El Puente y la Alameda, bien distantes antaño, delimitan una zona urbana que es de las que más transformaciones ha sufrido en los últimos años, desde la desaparición del antiguo Mercado y de las oficinas de la Compañía Sevillana. Fue un acierto el trazado del paseo que, sobre la cornisa del Tajo, enlaza ambos símbolos de nuestra ciudad, ganando sin merma para el entorno, un espacio singular y abriendo perspectivas antes ocultas a la vista y al paso de visitantes y admiradores de los magnos horizontes que desde allí se divisan. Un recorrido de una quietud grande, que nunca llegan a romper los grupos turísticos que lo atraviesan, ganando todavía más si se prolonga, sin perder el filo de nuestro barranco, hasta las mismas puertas del hotel Victoria, por el paseo de los Ingleses.
En medio, en los jardines de Blas Infantes, ese sosiego es todavía más apreciable, denso y callado.

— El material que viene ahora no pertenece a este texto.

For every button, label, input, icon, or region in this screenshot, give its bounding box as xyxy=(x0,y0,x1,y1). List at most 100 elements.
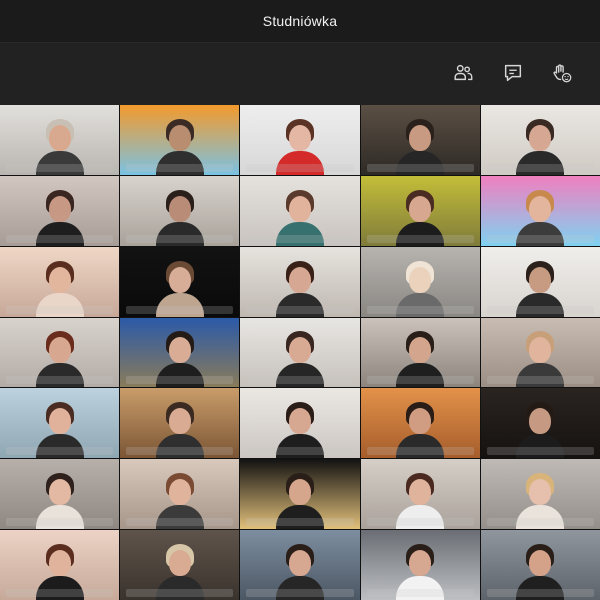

En su parte inicial, dejando atrás la presencia del Parador, antes de expandirse hacia el templete, camino del volatinero mirador, se halla una zona del Tajo, que es es de las más salvajes y hermosas, con una exuberante vegetación de flores silvestres y chumberas en todo tiempo, que marcan la bajada del terreno antes de su alocado desplome hacia el valle.
Todo sería idílico y auténtico por esta parte, con los umbríos jardines, floridos arbustos, suprema tranquilidad y panorama, si no lo afeara esa herrumbosa torreta de la Sevillana; un extraño, molesto, anticuado y desmesurado objeto torturador en un escenario que, de otra forma, sería inmaculado. Cumple una misión, sin duda, pero existen otros medios hoy en día, para sustituirla.